RIP, PJ
One of my fonder childhood memories is of listening to the theme music from Wall Street Week in Review with Louis Rukeyser floating up from the downstairs tv set as I lay reading in bed. My mom made us go to bed at 7:30 every Friday night so she could watch it; it was followed by another commentary program on, I think, world news. When I went away to college -- and even today -- I wasn't allowed to call when the news was on. My mother watches the local and national broadcasts -- and the Daily Show. She reads two papers a day.
So when I saw at 7 a.m. that Peter Jennings had passed away, I immediately called my mom. Of course, she knew.

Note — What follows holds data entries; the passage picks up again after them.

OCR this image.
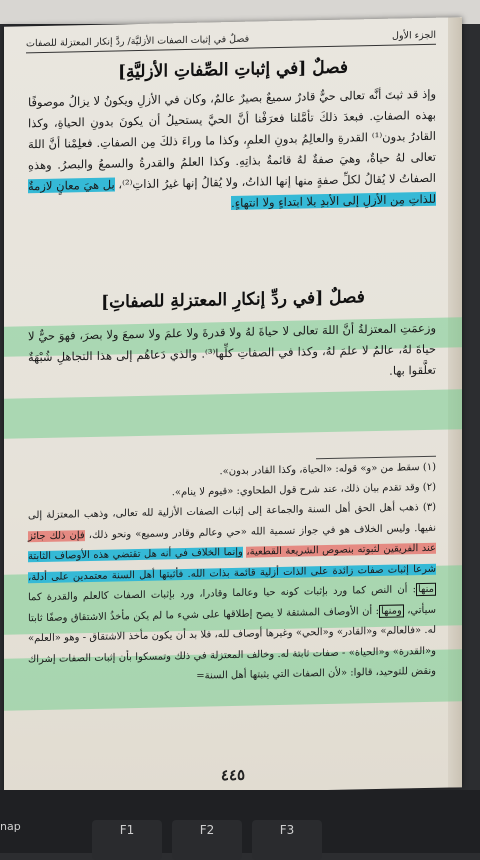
الجزء الأول
فصلٌ في إثبات الصفات الأزليَّة/ ردَّ إنكار المعتزلة للصفات
فصلٌ [في إثباتِ الصِّفاتِ الأزليَّةِ]
وإذ قد ثبتَ أنَّه تعالى حيٌّ قادرٌ سميعٌ بصيرٌ عالمٌ، وكان في الأزلِ ويكونُ لا يزالُ موصوفًا بهذه الصفاتِ. فبعدَ ذلكَ تأمَّلنا فعرَفْنا أنَّ الحيَّ يستحيلُ أن يكونَ بدونِ الحياةِ، وكذا القادرُ بدون⁽¹⁾ القدرةِ والعالِمُ بدونِ العلمِ، وكذا ما وراءَ ذلكَ مِن الصفاتِ. فعلِمْنا أنَّ اللهَ تعالى لهُ حياةٌ، وهيَ صفةٌ لهُ قائمةٌ بذاتِهِ. وكذا العلمُ والقدرةُ والسمعُ والبصرُ. وهذهِ الصفاتُ لا يُقالُ لكلِّ صفةٍ منها إنها الذاتُ، ولا يُقالُ إنها غيرُ الذاتِ⁽²⁾، بل هيَ معانٍ لازمةٌ للذاتِ مِن الأزلِ إلى الأبدِ بلا ابتداءٍ ولا انتهاءٍ.
فصلٌ [في ردِّ إنكارِ المعتزلةِ للصفاتِ]
وزعمَتِ المعتزلةُ أنَّ اللهَ تعالى لا حياةَ لهُ ولا قدرةَ ولا علمَ ولا سمعَ ولا بصرَ، فهوَ حيٌّ لا حياةَ لهُ، عالمٌ لا علمَ لهُ، وكذا في الصفاتِ كلِّها⁽³⁾. والذي دَعاهُم إلى هذا التجاهلِ شُبْهَةٌ تعلَّقوا بها.
(١) سقط من «و» قوله: «الحياة، وكذا القادر بدون».
(٢) وقد تقدم بيان ذلك، عند شرح قول الطحاوي: «قيوم لا ينام».
(٣) ذهب أهل الحق أهل السنة والجماعة إلى إثبات الصفات الأزلية لله تعالى، وذهب المعتزلة إلى نفيها. وليس الخلاف هو في جواز تسمية الله «حي وعالم وقادر وسميع» ونحو ذلك، فإن ذلك جائز عند الفريقين لثبوته بنصوص الشريعة القطعية، وإنما الخلاف في أنه هل تقتضي هذه الأوصاف الثابتة شرعا إثبات صفات زائدة على الذات أزلية قائمة بذات الله. فأثبتها أهل السنة معتمدين على أدلة، منها: أن النص كما ورد بإثبات كونه حيا وعالما وقادرا، ورد بإثبات الصفات كالعلم والقدرة كما سيأتي، ومنها: أن الأوصاف المشتقة لا يصح إطلاقها على شيء ما لم يكن مأخذُ الاشتقاق وصفًا ثابتا له. «فالعالم» و«القادر» و«الحي» وغيرها أوصاف لله، فلا بد أن يكون مأخذ الاشتقاق - وهو «العلم» و«القدرة» و«الحياة» - صفات ثابتة له. وخالف المعتزلة في ذلك وتمسكوا بأن إثبات الصفات إشراك ونقض للتوحيد، قالوا: «لأن الصفات التي يثبتها أهل السنة=
٤٤٥
nap	F1	F2	F3
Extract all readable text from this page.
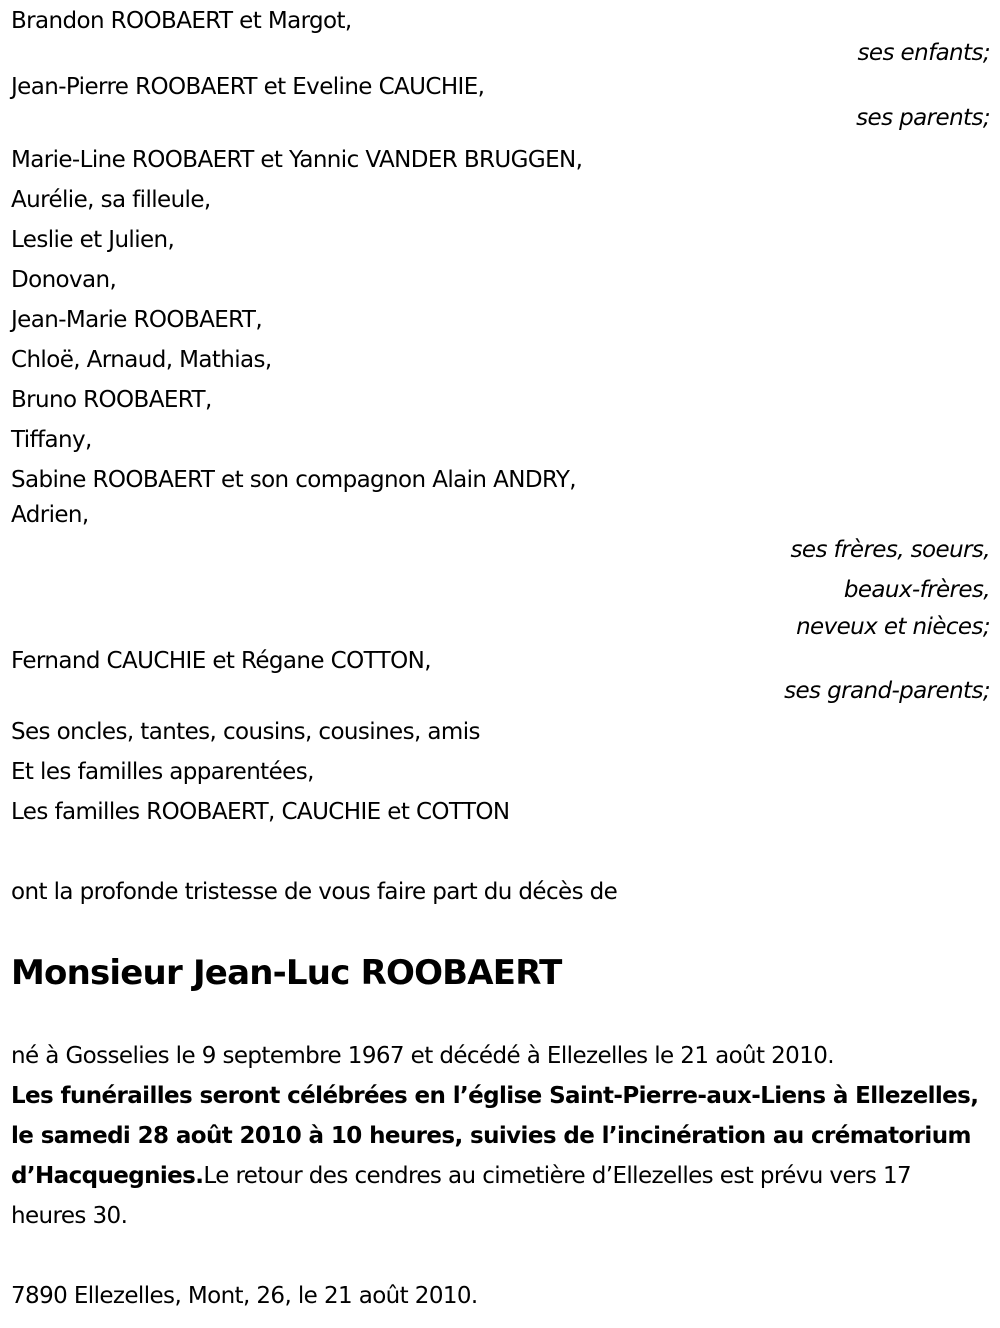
Brandon ROOBAERT et Margot,
ses enfants;
Jean-Pierre ROOBAERT et Eveline CAUCHIE,
ses parents;
Marie-Line ROOBAERT et Yannic VANDER BRUGGEN,
Aurélie, sa filleule,
Leslie et Julien,
Donovan,
Jean-Marie ROOBAERT,
Chloë, Arnaud, Mathias,
Bruno ROOBAERT,
Tiffany,
Sabine ROOBAERT et son compagnon Alain ANDRY,
Adrien,
ses frères, soeurs,
beaux-frères,
neveux et nièces;
Fernand CAUCHIE et Régane COTTON,
ses grand-parents;
Ses oncles, tantes, cousins, cousines, amis
Et les familles apparentées,
Les familles ROOBAERT, CAUCHIE et COTTON
ont la profonde tristesse de vous faire part du décès de
Monsieur Jean-Luc ROOBAERT
né à Gosselies le 9 septembre 1967 et décédé à Ellezelles le 21 août 2010.
Les funérailles seront célébrées en l’église Saint-Pierre-aux-Liens à Ellezelles, le samedi 28 août 2010 à 10 heures, suivies de l’incinération au crématorium d’Hacquegnies.Le retour des cendres au cimetière d’Ellezelles est prévu vers 17 heures 30.
7890 Ellezelles, Mont, 26, le 21 août 2010.
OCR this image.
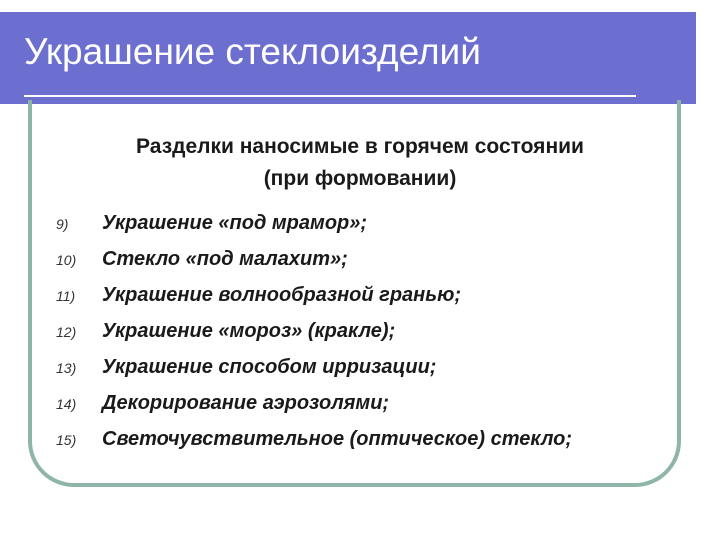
Украшение стеклоизделий
Разделки наносимые в горячем состоянии
(при формовании)
9)	Украшение «под мрамор»;
10)	Стекло «под малахит»;
11)	Украшение волнообразной гранью;
12)	Украшение «мороз» (кракле);
13)	Украшение способом ирризации;
14)	Декорирование аэрозолями;
15)	Светочувствительное (оптическое) стекло;
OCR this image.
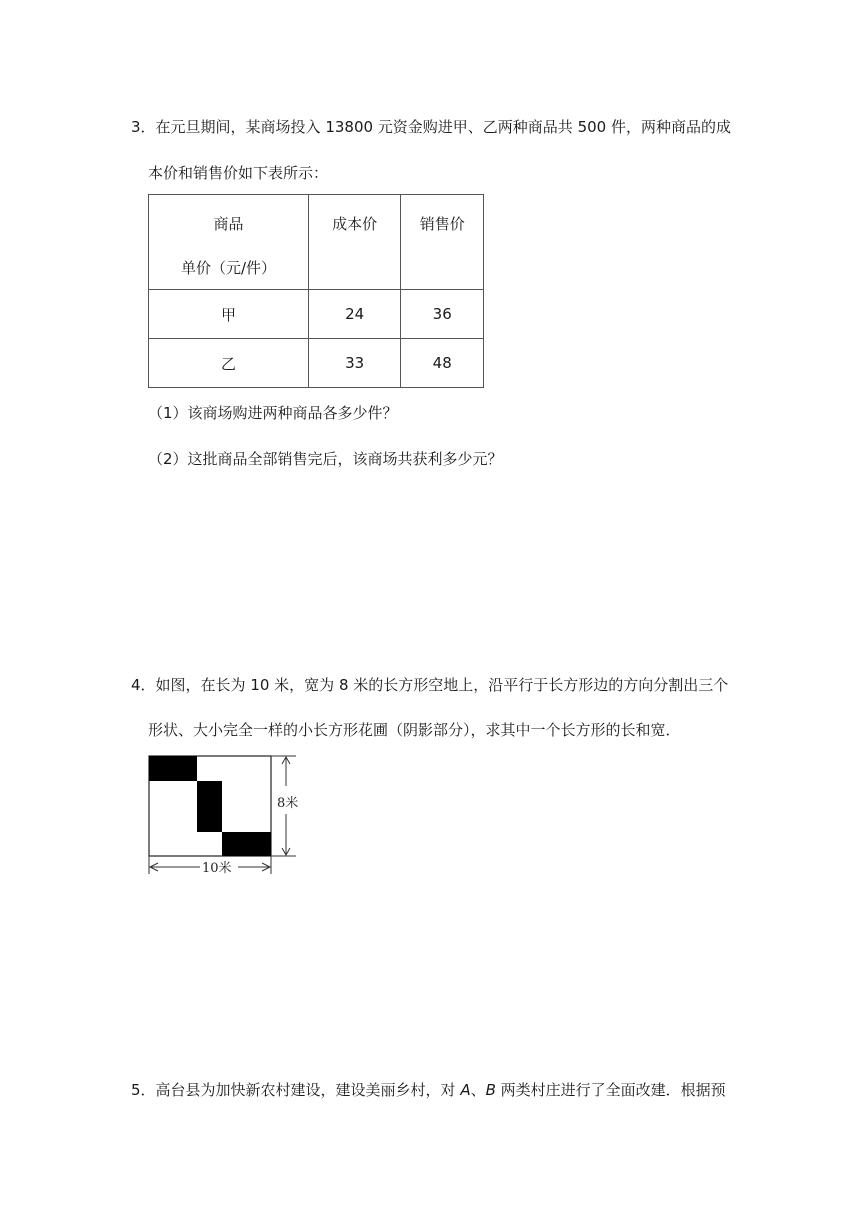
3．在元旦期间，某商场投入 13800 元资金购进甲、乙两种商品共 500 件，两种商品的成
本价和销售价如下表所示：
商品
单价（元/件）	成本价	销售价

甲	24	36
乙	33	48
（1）该商场购进两种商品各多少件？
（2）这批商品全部销售完后，该商场共获利多少元？
4．如图，在长为 10 米，宽为 8 米的长方形空地上，沿平行于长方形边的方向分割出三个
形状、大小完全一样的小长方形花圃（阴影部分），求其中一个长方形的长和宽．
8米
10米
5．高台县为加快新农村建设，建设美丽乡村，对 A、B 两类村庄进行了全面改建．根据预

She'd heard at 5 am and my dad had read whispers the night before on the Drudge Report.
My mother's father was a newspaperman; he founded a Sunday paper that's still around today, albeit in a slightly different form. Ben Bradlee worked with him as a young man. Her brother is a newspaperman now and her niece is being trained to take the helm as editor and publisher. I majored in journalism in college. My parents took an ad out in the yearbook that congratulated me and offered hope I'd take over one day for Eleanor Clift on the McLaughlin Group. While I'm not a reporter (nor, rats!, on the McLaughlin Group), I am a writer, and I have deep respect for the people who cover the world. It's a tough, tough business for all but a few.
And of course it wasn't tough for Peter Jennings. And he was on the tube as opposed to in print. But he was the last of the line for people my age, people who can't remember a time before he and Dan and Tom. I liked him. And I'm sad that he's gone.